MELODY LA LA, 26.02.2016, Minibar, Stuttgart
Dezember 2007: Melody La La spielen im Transit/Bergamo ihr allererstes Konzert. Der Laden ist rappelvoll, Freunde der Band und die notorischen Szenegänger drängen sich bei der Premiere. Und nach wenigen Songs steht fest: hier ist eine große Hoffnung für den Stuttgarter Indie-Pop am Start. Die Band um die Schwestern Lisa und Katharina Grözinger verzaubert das Publikum mit federleichtem Gesang, eingängigen Hooklines, überraschenden Wendungen, sparsam-eleganter Instrumentierung und einem melancholischen Grundton. Einfach charming. Aus dem Stand bekommt Melody La La das Label “Geheim-Tipp mit ganz viel Potenzial”.
Februar 2016: Insgesamt sechs Mal habe ich Melodie La La in den letzten neun Jahren gesehen. Mit ihrem Album “Paula’s Bridge” haben sie 2009 eine formidable Scheibe abgeliefert, die mir bis heute nicht langweilig geworden ist. Ein Reunion-Gig ist angekündigt. Nach einer mehrjährigen Pause ist es umso spannender, sie wiederzusehen. Das herrlich schräge Video zu ihrem aktuellen Titel “Elastique” lässt vermuten, dass sich musikalisch einiges getan hat. Heute spielen sie, wie schon bei einem denkwürdigen Gig 2011, in der Minibar, die für sie laut Katharina eine Art “Heimathafen” ist.
Leider ein Heimathafen, der eine Top-Adresse zum gepflegten Gin-Schlürfen, für Konzerte aber denkbar ungeeignet ist. Von den gut fünfzig Bar-Besuchern haben maximal zwanzig einen Blick auf die Bühne, nämlich die, die es in den oberen Raum oder auf die Treppe zu den Toiletten geschafft haben. Die anderen unten an der Theke unterhalten sich derweil lautstark. Und man kann es ihnen noch nicht mal verübeln, einige haben eventuell gar nicht mitbekommen, dass da oben eine Band spielt.
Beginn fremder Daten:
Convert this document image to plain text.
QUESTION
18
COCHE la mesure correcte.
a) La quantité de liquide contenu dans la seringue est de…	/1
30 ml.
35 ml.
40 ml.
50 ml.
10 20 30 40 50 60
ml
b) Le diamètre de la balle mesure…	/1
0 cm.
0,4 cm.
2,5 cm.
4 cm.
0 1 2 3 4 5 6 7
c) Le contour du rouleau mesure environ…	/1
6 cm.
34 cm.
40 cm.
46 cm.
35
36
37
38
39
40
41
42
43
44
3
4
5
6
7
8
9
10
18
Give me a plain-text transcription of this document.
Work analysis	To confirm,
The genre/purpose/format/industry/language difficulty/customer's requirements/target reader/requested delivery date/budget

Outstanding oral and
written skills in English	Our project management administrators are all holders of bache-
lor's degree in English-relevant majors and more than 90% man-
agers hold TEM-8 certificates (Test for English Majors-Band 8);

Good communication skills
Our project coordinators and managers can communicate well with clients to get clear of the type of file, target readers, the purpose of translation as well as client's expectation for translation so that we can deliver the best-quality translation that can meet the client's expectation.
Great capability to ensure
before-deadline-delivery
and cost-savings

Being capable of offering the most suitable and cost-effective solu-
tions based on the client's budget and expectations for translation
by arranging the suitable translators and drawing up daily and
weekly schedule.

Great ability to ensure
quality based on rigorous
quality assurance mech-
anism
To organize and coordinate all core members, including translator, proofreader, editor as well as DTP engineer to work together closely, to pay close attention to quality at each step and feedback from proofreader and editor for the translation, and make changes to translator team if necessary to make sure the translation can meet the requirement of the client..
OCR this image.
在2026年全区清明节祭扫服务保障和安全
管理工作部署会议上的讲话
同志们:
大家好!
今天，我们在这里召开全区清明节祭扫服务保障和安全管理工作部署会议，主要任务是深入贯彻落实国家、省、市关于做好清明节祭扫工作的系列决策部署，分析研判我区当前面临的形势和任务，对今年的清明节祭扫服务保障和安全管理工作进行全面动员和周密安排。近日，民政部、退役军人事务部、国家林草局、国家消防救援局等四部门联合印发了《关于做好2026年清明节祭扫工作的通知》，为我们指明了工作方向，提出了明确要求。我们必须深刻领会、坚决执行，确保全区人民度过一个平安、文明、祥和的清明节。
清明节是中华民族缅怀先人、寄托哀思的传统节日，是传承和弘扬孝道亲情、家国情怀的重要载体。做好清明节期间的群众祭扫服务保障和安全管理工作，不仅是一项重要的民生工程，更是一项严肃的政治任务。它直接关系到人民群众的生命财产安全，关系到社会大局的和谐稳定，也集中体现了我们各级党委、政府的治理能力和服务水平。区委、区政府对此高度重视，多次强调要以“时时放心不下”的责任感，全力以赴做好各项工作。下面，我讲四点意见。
Dass von den auserwählten zwanzig aber ein paar glauben, sich, die Umstehenden und die Band, von der sie einen knappen Meter entfernt sind, lautstark über den aktuellen Stand ihrer eBay-Auktion und ihre Urlaubspläne informieren zu müssen, das kann einem mal wieder den Spaß verderben.
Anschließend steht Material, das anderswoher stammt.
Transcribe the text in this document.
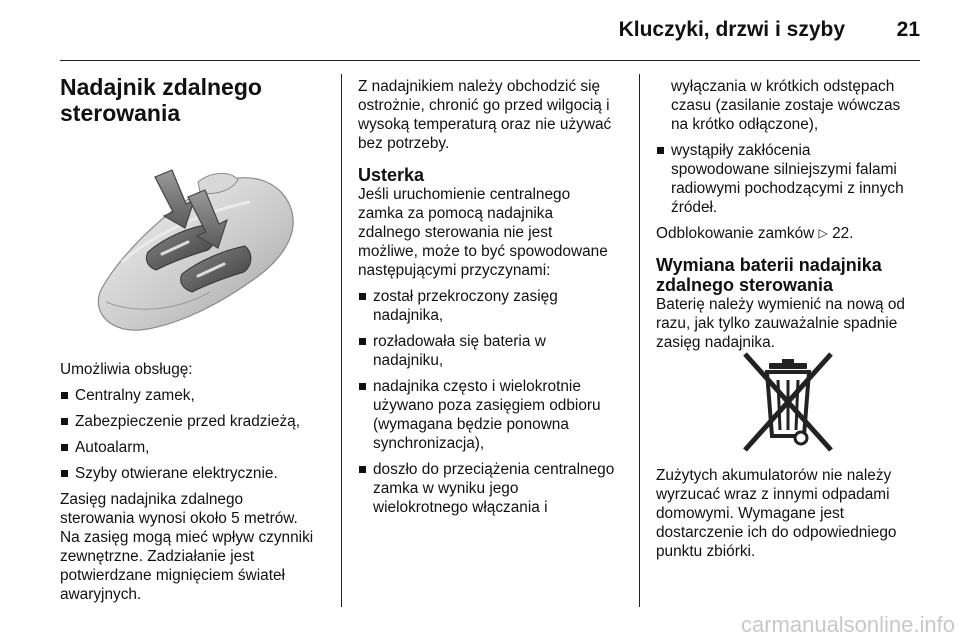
Kluczyki, drzwi i szyby	21
Nadajnik zdalnego
sterowania

Umożliwia obsługę:

Centralny zamek,
Zabezpieczenie przed kradzieżą,
Autoalarm,
Szyby otwierane elektrycznie.

Zasięg nadajnika zdalnego
sterowania wynosi około 5 metrów.
Na zasięg mogą mieć wpływ czynniki
zewnętrzne. Zadziałanie jest
potwierdzane mignięciem świateł
awaryjnych.

Z nadajnikiem należy obchodzić się
ostrożnie, chronić go przed wilgocią i
wysoką temperaturą oraz nie używać
bez potrzeby.

Usterka

Jeśli uruchomienie centralnego
zamka za pomocą nadajnika
zdalnego sterowania nie jest
możliwe, może to być spowodowane
następującymi przyczynami:

został przekroczony zasięg
nadajnika,
rozładowała się bateria w
nadajniku,
nadajnika często i wielokrotnie
używano poza zasięgiem odbioru
(wymagana będzie ponowna
synchronizacja),
doszło do przeciążenia centralnego
zamka w wyniku jego
wielokrotnego włączania i
wyłączania w krótkich odstępach
czasu (zasilanie zostaje wówczas
na krótko odłączone),
wystąpiły zakłócenia
spowodowane silniejszymi falami
radiowymi pochodzącymi z innych
źródeł.

Odblokowanie zamków ▷ 22.

Wymiana baterii nadajnika
zdalnego sterowania

Baterię należy wymienić na nową od
razu, jak tylko zauważalnie spadnie
zasięg nadajnika.

Zużytych akumulatorów nie należy
wyrzucać wraz z innymi odpadami
domowymi. Wymagane jest
dostarczenie ich do odpowiedniego
punktu zbiórki.

carmanualsonline.info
Dabei bringen Melody La La alles mit, was ein gutes Konzert ausmacht: eine charismatische und selbstbewusste Frontfrau, eine Band, die mit Spaß zusammenspielt und Songs, die einfach gute Laune machen. Die Mischung aus alten, teilweise fast indie-rock-mäßigen Songs und neuen mit mehr Elektronik und Disco-Beat funktioniert wunderbar. Dennoch muss der Mischer immer mehr nachziehen, um den Lärmpegel im Raum zu überspielen. Und dabei bleiben dann leider die Gesangsstimme und auch die Keyboards auf der Strecke. Dass alle leiseren Töne und dabei auch so wunderschöne Pop-Songs wie das an die verstorbene Schwester gerichtete “Listen Lisa” vom allgemeinen Kneipenlärm übertönt werden, das ist mehr als traurig. Ein engagierteres Publikum wäre sicher auch in den Pfeif-Part bei “Never Again” eingefallen und spätestens bei FM-Belfast-mäßigen Disco-Kracher “Elastique” hätte der Saal getanzt.
Während Matthias Peissner an der Gitarre und Marzell Ruepp am Bass gut zu sehen und zu hören sind, geht Sascha Seidel an den Keyboards leider etwas unter. Dabei sind es genau seine Sounds, die den Stil von Melody La La prägen. Dass Ruepp und Peissner während der Abwesenheit ihrer Sängerin selbst zu singen begonnen haben, ist für den Fortbestand der Band sicher wichtig gewesen. Einem Fan der ersten Stunde darf die Bemerkung erlaubt sein: jetzt, da Katharina zurück ist, dürfen sich die Herren – außer bei „Elastique“ – ruhig wieder auf die Backing Vocals konzentrieren. ;)
Kurzum: es kann nicht sein, dass Melody La La nach neun Jahren immer noch ein Geheim-Tipp ist. Diese Band hat ein viel größeres und aufmerksameres Publikum und vor allem anständige Locations verdient! Wo sind Merlin, Schocken & Co, wenn man sie mal braucht? Für die Kesselsound-Serie oder das Klinke-Festival wäre Melody La La definitiv eine große Bereicherung! Oder muss hier mal wieder ein Wohnzimmer-Konzert her?